The substantial impact of hearing loss on healthy aging may not be obvious when quality of life decrements include survival or when diluted with younger populations. Careful consideration of clinical interventions for age-related HL is warranted and further research is needed on the effect of HL on quality of life in otherwise healthy older adults.
近期关于听力损失(HL)与健康老龄化的研究结果凸显了有关老年人生活质量的重要临床和政策意义。我们的目标是利用2000年医疗支出面板调查(MEPS)和2010年人口普查数据,探讨HL对美国老年人生活质量的影响,且不考虑生存因素。
对MEPS中2567名年龄在60 - 90岁的受试者进行回顾性队列研究,这些受试者提供了关于自我报告的HL、健康相关生活质量和慢性病的信息。使用EQ - 5D视觉模拟量表(VAS)转换来估计5年年龄组和各种疾病(包括HL、高血压、糖尿病、心绞痛、关节疼痛、哮喘、肺气肿或失明)的边际效用递减。将模拟的递减应用于2010年美国人口普查数据,以估计每年损失的质量调整生命年(QALY)。

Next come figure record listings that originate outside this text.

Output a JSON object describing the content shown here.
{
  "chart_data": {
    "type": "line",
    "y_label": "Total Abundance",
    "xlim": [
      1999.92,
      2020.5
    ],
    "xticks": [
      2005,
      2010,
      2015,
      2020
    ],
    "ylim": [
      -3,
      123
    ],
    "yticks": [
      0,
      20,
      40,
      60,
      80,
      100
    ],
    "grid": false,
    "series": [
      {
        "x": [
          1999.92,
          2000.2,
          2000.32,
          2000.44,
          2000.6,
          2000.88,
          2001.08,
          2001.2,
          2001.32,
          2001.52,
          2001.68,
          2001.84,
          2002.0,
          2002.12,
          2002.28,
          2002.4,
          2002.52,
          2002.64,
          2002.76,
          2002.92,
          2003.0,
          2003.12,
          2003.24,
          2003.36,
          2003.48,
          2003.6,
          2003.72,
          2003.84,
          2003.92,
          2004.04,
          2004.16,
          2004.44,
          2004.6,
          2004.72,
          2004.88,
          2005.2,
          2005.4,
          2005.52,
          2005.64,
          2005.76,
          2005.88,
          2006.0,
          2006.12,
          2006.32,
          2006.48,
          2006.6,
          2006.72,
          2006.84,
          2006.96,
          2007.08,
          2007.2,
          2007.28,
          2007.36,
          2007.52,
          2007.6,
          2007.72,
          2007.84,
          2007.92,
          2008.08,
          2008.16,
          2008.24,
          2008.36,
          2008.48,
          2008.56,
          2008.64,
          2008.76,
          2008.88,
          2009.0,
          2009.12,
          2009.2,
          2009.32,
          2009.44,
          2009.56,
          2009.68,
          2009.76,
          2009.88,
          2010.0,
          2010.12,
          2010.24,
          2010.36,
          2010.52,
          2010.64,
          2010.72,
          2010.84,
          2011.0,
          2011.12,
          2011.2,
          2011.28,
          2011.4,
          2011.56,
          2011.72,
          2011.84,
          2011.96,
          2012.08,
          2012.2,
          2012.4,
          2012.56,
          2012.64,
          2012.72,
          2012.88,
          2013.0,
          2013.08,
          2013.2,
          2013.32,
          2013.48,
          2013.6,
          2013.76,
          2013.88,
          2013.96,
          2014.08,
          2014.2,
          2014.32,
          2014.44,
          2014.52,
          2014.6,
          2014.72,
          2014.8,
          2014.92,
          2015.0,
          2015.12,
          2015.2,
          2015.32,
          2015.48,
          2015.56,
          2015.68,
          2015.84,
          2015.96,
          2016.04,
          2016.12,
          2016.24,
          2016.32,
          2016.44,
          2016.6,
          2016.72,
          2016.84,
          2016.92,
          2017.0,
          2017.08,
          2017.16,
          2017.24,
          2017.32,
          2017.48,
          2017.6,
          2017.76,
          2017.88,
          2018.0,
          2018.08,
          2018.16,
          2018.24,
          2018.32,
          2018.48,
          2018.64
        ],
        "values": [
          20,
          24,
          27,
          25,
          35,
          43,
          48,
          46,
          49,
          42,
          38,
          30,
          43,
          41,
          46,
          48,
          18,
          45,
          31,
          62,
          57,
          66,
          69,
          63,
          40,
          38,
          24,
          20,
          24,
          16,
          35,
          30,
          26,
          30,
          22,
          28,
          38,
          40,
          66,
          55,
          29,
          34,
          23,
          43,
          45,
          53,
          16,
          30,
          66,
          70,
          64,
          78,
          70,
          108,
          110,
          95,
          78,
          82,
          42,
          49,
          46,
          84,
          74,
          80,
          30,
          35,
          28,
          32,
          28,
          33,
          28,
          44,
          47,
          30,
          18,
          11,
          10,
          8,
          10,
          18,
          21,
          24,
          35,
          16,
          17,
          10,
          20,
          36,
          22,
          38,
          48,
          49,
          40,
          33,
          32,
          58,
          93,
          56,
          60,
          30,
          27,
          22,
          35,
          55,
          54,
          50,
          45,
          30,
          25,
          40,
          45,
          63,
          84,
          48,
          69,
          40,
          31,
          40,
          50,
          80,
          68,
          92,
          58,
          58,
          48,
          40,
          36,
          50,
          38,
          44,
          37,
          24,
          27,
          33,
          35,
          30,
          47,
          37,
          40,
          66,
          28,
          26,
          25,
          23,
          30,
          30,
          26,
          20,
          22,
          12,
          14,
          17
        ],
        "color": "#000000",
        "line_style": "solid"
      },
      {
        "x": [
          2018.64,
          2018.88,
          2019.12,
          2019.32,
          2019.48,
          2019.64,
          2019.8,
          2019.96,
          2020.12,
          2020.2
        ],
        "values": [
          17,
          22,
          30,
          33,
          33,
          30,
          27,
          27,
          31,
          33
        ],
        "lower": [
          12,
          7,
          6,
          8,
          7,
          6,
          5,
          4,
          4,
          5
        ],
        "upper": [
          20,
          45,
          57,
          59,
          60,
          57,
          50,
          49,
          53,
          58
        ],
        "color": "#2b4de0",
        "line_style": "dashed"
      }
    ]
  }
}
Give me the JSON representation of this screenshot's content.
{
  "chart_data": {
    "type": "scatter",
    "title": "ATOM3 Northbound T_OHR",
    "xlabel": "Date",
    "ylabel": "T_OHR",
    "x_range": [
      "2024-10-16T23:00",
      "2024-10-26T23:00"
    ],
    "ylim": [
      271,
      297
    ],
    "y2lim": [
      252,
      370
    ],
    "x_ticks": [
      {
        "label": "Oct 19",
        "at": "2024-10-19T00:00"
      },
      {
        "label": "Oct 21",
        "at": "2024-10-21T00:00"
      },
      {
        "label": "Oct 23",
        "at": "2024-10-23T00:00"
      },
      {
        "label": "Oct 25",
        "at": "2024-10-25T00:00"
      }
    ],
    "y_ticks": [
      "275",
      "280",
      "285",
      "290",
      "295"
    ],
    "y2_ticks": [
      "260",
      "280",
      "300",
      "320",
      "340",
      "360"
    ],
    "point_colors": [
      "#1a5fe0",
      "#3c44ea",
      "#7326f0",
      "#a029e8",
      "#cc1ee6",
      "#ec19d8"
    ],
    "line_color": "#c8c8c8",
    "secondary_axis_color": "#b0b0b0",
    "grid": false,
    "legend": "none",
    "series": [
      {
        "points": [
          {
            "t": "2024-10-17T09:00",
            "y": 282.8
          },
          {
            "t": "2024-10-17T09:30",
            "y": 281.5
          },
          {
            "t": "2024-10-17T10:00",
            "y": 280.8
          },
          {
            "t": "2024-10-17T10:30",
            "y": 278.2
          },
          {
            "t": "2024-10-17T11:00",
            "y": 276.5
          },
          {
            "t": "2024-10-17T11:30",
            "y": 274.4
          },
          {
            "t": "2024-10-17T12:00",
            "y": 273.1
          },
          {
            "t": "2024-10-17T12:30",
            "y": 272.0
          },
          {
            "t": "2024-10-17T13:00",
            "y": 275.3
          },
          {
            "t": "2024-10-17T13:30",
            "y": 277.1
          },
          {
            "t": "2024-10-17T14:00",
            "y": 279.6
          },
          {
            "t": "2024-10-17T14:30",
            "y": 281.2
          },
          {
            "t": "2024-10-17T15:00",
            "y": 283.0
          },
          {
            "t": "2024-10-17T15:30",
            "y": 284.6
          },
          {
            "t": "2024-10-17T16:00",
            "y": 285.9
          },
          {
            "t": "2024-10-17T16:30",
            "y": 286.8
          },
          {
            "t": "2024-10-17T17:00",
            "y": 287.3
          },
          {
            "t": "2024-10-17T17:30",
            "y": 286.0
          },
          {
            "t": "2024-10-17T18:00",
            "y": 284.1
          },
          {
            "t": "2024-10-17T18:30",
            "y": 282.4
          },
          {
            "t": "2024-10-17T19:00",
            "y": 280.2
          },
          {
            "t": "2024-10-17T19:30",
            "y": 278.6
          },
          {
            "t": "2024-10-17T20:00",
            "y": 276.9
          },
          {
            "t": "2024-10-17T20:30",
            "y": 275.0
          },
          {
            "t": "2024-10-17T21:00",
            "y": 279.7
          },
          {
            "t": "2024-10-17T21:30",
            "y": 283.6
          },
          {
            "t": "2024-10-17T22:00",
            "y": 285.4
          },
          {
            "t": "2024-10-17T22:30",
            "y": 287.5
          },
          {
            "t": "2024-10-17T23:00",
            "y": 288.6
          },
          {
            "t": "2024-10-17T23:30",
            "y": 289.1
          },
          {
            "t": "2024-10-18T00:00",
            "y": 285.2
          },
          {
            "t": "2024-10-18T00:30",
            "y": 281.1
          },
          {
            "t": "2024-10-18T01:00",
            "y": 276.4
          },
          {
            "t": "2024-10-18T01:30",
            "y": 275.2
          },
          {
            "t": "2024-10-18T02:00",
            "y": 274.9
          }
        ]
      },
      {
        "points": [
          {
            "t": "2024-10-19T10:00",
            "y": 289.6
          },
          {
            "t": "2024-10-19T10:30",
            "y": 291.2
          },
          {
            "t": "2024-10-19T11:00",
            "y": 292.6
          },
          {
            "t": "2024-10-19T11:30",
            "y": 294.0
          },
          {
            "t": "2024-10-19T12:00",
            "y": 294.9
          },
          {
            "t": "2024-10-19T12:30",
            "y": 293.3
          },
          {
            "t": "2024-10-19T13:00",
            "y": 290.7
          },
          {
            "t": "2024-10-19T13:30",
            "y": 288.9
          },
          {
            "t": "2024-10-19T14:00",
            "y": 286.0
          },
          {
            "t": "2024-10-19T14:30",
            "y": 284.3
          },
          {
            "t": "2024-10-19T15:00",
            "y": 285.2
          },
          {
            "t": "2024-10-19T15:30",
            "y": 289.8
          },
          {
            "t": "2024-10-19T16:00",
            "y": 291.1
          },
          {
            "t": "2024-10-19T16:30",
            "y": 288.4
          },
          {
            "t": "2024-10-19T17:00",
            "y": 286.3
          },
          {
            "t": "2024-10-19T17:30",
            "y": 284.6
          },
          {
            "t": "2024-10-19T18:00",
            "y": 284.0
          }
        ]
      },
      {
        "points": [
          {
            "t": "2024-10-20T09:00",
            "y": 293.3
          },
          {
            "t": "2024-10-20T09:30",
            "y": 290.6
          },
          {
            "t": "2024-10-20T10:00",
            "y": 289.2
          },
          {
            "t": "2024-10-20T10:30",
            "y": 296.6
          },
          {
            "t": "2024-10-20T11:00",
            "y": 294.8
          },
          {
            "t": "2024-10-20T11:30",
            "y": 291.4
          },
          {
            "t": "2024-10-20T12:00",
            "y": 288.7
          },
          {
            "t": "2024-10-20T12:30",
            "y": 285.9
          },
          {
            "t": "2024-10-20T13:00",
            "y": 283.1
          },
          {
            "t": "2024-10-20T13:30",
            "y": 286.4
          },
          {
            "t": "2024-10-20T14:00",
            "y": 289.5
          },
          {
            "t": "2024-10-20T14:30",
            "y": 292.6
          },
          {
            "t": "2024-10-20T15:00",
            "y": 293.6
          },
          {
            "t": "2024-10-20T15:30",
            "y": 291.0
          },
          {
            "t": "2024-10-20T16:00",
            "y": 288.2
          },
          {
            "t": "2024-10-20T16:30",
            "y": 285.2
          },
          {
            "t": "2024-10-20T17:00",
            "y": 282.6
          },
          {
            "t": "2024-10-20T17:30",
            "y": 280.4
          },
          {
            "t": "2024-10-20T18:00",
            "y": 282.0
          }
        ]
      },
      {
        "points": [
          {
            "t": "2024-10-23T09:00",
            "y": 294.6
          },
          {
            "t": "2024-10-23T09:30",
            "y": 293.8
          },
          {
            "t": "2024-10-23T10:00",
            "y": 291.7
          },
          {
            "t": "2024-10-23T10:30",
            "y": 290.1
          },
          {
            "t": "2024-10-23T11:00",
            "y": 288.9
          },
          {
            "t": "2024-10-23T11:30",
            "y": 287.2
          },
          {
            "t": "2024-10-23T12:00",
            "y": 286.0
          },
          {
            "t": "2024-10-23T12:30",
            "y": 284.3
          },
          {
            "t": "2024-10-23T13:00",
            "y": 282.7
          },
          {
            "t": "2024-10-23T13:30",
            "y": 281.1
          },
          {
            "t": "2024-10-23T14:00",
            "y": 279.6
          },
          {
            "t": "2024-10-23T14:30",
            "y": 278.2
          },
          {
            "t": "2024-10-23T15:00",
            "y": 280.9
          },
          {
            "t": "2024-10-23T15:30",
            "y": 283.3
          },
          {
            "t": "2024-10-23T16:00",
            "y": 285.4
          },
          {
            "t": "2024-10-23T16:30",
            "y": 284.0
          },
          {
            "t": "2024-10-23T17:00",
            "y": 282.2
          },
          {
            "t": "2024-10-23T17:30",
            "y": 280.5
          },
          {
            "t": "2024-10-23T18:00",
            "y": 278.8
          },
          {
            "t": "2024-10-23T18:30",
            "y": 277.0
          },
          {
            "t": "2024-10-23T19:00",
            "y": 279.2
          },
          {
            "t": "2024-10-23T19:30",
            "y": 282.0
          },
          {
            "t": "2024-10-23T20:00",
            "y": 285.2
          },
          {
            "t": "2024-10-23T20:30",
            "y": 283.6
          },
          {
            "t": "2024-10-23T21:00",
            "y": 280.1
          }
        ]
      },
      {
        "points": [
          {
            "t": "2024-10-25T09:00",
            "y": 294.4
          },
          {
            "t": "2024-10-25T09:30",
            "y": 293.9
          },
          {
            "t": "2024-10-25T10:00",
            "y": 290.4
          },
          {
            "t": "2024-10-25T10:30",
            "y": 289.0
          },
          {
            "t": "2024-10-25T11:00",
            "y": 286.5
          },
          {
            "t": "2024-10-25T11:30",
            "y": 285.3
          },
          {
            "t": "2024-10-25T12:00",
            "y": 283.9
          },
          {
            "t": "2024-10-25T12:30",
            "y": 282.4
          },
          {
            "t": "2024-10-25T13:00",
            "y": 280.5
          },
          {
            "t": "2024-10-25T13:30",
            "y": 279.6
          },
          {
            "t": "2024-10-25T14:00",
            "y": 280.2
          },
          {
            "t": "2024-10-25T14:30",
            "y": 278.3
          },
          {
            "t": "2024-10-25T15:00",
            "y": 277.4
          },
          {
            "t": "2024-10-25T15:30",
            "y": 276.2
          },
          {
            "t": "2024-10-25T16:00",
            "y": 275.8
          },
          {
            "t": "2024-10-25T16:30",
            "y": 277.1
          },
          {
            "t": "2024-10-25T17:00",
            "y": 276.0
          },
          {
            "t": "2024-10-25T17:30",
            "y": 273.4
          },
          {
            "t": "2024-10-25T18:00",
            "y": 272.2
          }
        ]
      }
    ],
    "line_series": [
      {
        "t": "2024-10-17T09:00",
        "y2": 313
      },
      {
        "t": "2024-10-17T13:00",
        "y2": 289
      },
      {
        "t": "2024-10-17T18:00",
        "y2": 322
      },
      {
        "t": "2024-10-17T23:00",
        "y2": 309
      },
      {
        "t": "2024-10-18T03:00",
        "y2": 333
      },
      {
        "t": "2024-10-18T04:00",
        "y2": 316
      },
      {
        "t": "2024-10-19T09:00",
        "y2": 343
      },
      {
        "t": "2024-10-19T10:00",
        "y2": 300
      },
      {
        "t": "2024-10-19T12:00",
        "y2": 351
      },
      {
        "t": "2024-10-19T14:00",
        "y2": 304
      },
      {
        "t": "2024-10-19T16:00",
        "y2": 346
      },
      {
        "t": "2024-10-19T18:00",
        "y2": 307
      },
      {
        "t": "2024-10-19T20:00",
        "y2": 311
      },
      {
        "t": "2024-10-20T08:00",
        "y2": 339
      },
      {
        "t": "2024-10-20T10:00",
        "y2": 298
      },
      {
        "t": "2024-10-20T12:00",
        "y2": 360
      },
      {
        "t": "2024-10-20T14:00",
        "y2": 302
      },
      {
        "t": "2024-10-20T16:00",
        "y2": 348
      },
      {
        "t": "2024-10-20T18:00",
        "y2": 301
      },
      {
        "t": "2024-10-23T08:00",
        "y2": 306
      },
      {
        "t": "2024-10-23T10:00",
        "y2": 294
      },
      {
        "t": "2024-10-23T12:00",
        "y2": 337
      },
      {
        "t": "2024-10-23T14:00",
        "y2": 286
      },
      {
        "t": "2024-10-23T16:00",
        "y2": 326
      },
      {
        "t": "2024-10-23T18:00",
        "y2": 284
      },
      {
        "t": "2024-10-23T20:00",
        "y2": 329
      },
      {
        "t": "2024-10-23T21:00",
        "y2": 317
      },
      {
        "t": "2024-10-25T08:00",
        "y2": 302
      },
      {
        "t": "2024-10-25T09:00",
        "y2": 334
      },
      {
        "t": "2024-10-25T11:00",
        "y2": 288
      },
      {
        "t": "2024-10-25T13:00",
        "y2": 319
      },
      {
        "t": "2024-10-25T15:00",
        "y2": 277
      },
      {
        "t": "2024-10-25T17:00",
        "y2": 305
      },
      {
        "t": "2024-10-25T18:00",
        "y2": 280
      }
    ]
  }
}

在受访者中,15.4%有轻度HL,1.1%有中度/重度听力损失。其他疾病(效用递减)包括:关节疼痛53%(0.0643)、高血压47.2%(0.0292)、糖尿病15.6%(0.0577)、心绞痛9.8%(0.0352)、哮喘7.9%(0.0288)、肺气肿4.5%(0.1186)、失明0.8%(0.0836),平均年龄71.0岁,每年递减0.0033。在美国人群中,听力损失导致的效用递减排名第4,为174,689。
当生活质量递减包括生存因素或与年轻人群混合计算时,听力损失对健康老龄化的重大影响可能并不明显。有必要仔细考虑针对与年龄相关的HL的临床干预措施,并且需要进一步研究HL对其他方面健康的老年人生活质量的影响。